Em "A língua muda toda de 50 em 50 anos?", João Carreira Bom (JCB) destempera, em verdadeiro auto-de-fé que não lembraria ao Diabo. Parece que ficou melindrado por uma citação que eu fizera de Vasco Botelho de Amaral, antiga prata da casa e antepassado do Ciberdúvidas.
Referia eu, no primeiro ponto da carta que tanto indispôs JCB, uma consulta do leitor Manuel Álvares, de Berkeley, na qual, entre outras coisas, se afirmava "Não há neste dicionário qualquer entrada black-out (com hífen)". A resposta dada a este consulente por Maria Helena Pecante pareceu-me endossar na sua totalidade o que aquele leitor referira.
Considerar k, y e w letras do alfabeto português é a posição tomada tanto pelo Acordo de 1945 como pelo Acordo de 1994. Como o Ciberdúvidas, repetidamente, vem defendendo posição diversa, deveria expor as suas razões, pois contraria neste particular o ensinamento dos acordos.
De passagem, e a respeito de uma alusão feita por JCB a Rebelo Gonçalves: se é verdade que este último propusera a forma Vashintónia no Vocabulário, é também certo que veio a abandoná-la no seu Tratado de Ortografia da Língua Portuguesa. Acresce que Vashintónia não tem por onde se lhe pegue, sendo uma espécie de aportuguesamento envergonhado, pois, se por um lado, ao pretender dar feição portuguesa ao topónimo, substitui o W pelo V, preserva, no mesmo lance, um espúrio -sh- medial germânico.

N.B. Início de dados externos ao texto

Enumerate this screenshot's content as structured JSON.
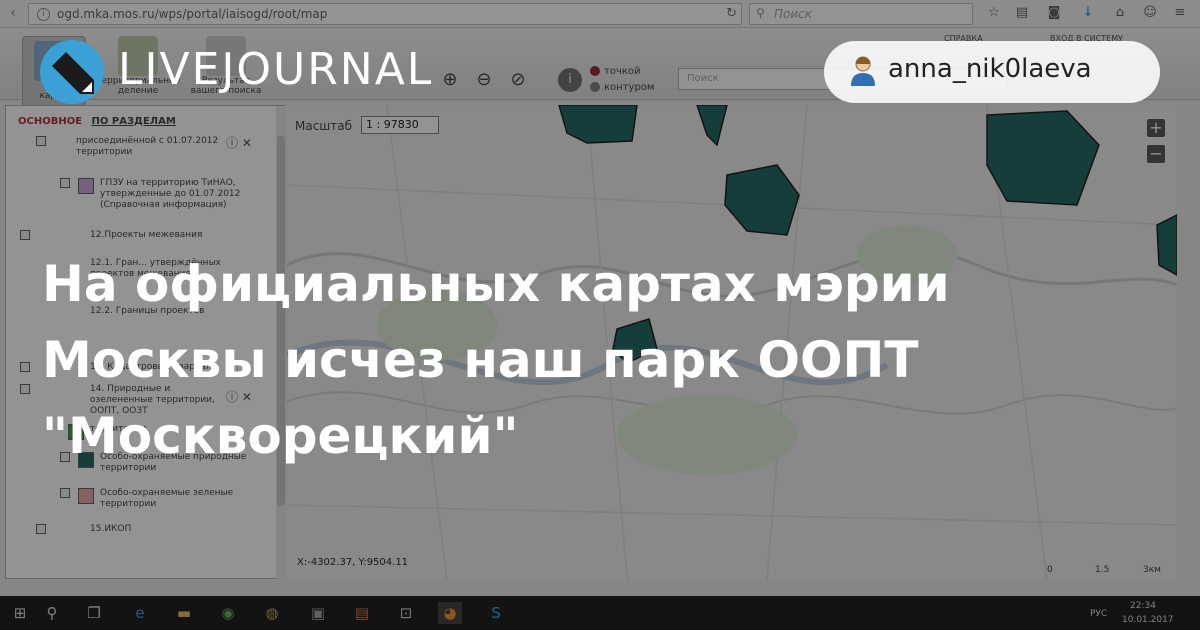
{
  "browser": {
    "url": "ogd.mka.mos.ru/wps/portal/iaisogd/root/map",
    "search_placeholder": "Поиск"
  },
  "app": {
    "system_links": {
      "help": "СПРАВКА",
      "login": "ВХОД В СИСТЕМУ"
    },
    "tools": {
      "layers": "Слои карты",
      "territorial": "Территориальное деление",
      "results": "Результат вашего поиска"
    },
    "display_mode": {
      "point": "точкой",
      "contour": "контуром"
    },
    "map_search_placeholder": "Поиск",
    "sidebar": {
      "tab_main": "ОСНОВНОЕ",
      "tab_sections": "ПО РАЗДЕЛАМ",
      "layers": [
        {
          "label": "присоединённой с 01.07.2012 территории"
        },
        {
          "label": "ГПЗУ на территорию ТиНАО, утвержденные до 01.07.2012 (Справочная информация)"
        },
        {
          "label": "12.Проекты межевания"
        },
        {
          "label": "12.1. Гран... утверждённых проектов межевания"
        },
        {
          "label": "12.2. Границы проектов"
        },
        {
          "label": "13. Кадастровые кварталы"
        },
        {
          "label": "14. Природные и озелененные территории, ООПТ, ООЗТ"
        },
        {
          "label": "территории"
        },
        {
          "label": "Особо-охраняемые природные территории"
        },
        {
          "label": "Особо-охраняемые зеленые территории"
        },
        {
          "label": "15.ИКОП"
        }
      ]
    },
    "map": {
      "scale_label": "Масштаб",
      "scale_value": "1 : 97830",
      "coords": "X:-4302.37, Y:9504.11",
      "scalebar": [
        "0",
        "1.5",
        "3км"
      ]
    }
  },
  "taskbar": {
    "lang": "РУС",
    "time": "22:34",
    "date": "10.01.2017"
  },
  "overlay": {
    "brand": "LIVEJOURNAL",
    "username": "anna_nik0laeva",
    "headline": "На официальных картах мэрии Москвы исчез наш парк ООПТ \"Москворецкий\""
  },
  "colors": {
    "oopt_fill": "#0f5a58",
    "lj_blue": "#3aa0d5",
    "tab_red": "#b01c1c"
  }
}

No Ciberdúvidas apodam-se de incorrectas pronúncias perfeitamente legítimas, porque castiças, mas que não são do gosto do consultor em questão. Eu não exemplifiquei, porque julgava que o eventual destinatário (neste caso, calhou ser Carreira Bom), até por dever de ofício, teria conhecimento das opiniões expressas pelo pessoal da casa. Efectivamente, José Neves Henriques, em resposta a um algarvio, afirma que a pronúncia correcta (?) de texto é /tâisto/ e não /têsto/, argumentando que, se assim não fosse, se confundiria com testo. A aceitar este argumento, bem teríamos de eliminar do léxico as palavras homófonas. Em resposta a um outro consulente, desta feita quanto a /pôça/ vs. /póça/, JNH admite já as duas variantes, pois que ambas as pronúncias são correntes em regiões de Portugal. Ora, não terá o consulente algarvio direito a igualdade de tratamento? Ainda o mesmo JNH, agora em resposta à alternativa /Saragôça/ vs. /Saragóça/, afirma em estilo de magister dixit, "Claro (?) que o correcto é /Saragôça/", deixando o consulente senão na escuridão pelo menos na penumbra.

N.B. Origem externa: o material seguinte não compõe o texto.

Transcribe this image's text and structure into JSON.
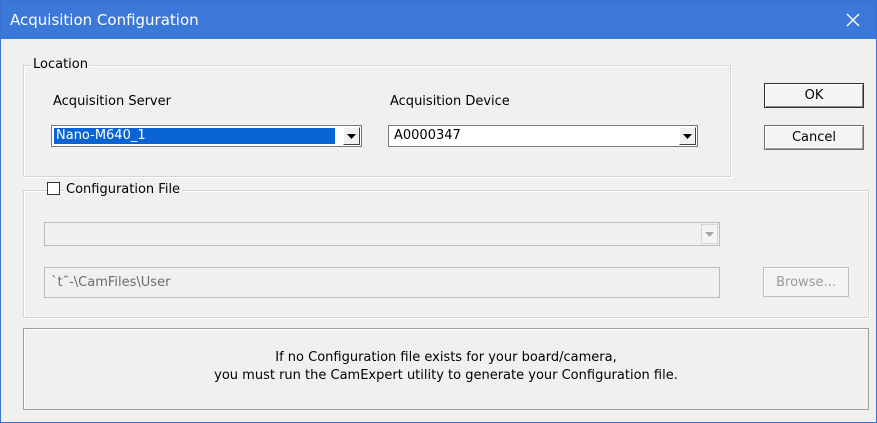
{
  "window": {
    "title": "Acquisition Configuration",
    "close_icon": "close-icon"
  },
  "location_group": {
    "legend": "Location",
    "server": {
      "label": "Acquisition Server",
      "value": "Nano-M640_1",
      "selected": true
    },
    "device": {
      "label": "Acquisition Device",
      "value": "A0000347"
    }
  },
  "buttons": {
    "ok": "OK",
    "cancel": "Cancel",
    "browse": "Browse..."
  },
  "config_group": {
    "legend": "Configuration File",
    "checked": false,
    "file_combo_value": "",
    "path": "`t˜-\\CamFiles\\User",
    "enabled": false
  },
  "info": {
    "line1": "If no Configuration file exists for your board/camera,",
    "line2": "you must run the CamExpert utility to generate your Configuration file."
  },
  "colors": {
    "titlebar": "#3c78d8",
    "dialog_bg": "#f0f0f0",
    "selection": "#0a64d4",
    "disabled_text": "#9a9a9a"
  }
}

Não nego que seja possível, conveniente até em certos casos (por exemplo, para o ensino a estrangeiros), estabelecer uma pronúncia padrão do português. Mas pronúncia padrão não será o mesmo que única pronúncia correcta. Corrigir uma pronúncia portuguesíssima, ainda que a mesma não seja a dominante na terra dos espâlhos ou aquela que o consultor utiliza, parece-me uma sobranceria injustificável.
O CLP vem prestando um serviço útil como registo das dúvidas dos falantes (falantes, claro, no sentido usado na página de apresentação da SLP, e que não exclui a expressão escrita). Poderia também prestar um bom serviço como lugar de comunicação (sempre em dois sentidos, sob pena de se negar a si mesma, e nela incluindo os consultores do Ciberdúvidas) dos lusofalantes, todos eles, embora com competências diversas, depositários por igual da língua comum. É, aliás, na diversidade que reside a força viva da língua portuguesa, que nunca poderá ser monopólio de uns tantos quantos de cartilha na mão. Ao resolver vir a público (e logo na Internet), o Ciberdúvidas não pode reclamar apenas louvaminhas, a não ser que queira constituir seita esotérica.
Se é certo que a língua toda não muda em 50 anos (ela já teria morrido nesse caso), é igualmente nítida uma certa carga ideológica de carácter imobilista-conservador em alguns dos consultores do Ciberdúvidas, aliada a uma pedagogia de palmatória. O CLP desconhece ou deseja esconder os progressos da ciência no estudo da mudança linguística. E não querendo ponderar as últimas modas linguísticas, poderia ao menos atentar nas lições de um Leite de Vasconcelos ou de um Gonçalves Viana, velhas de quase um século.
Termino com uma nova citação de Botelho de Amaral: "Pela minha parte, não me cansarei de implorar à Filologia o regresso à Vida [...], descer à terra firme onde se fala de outra maneira."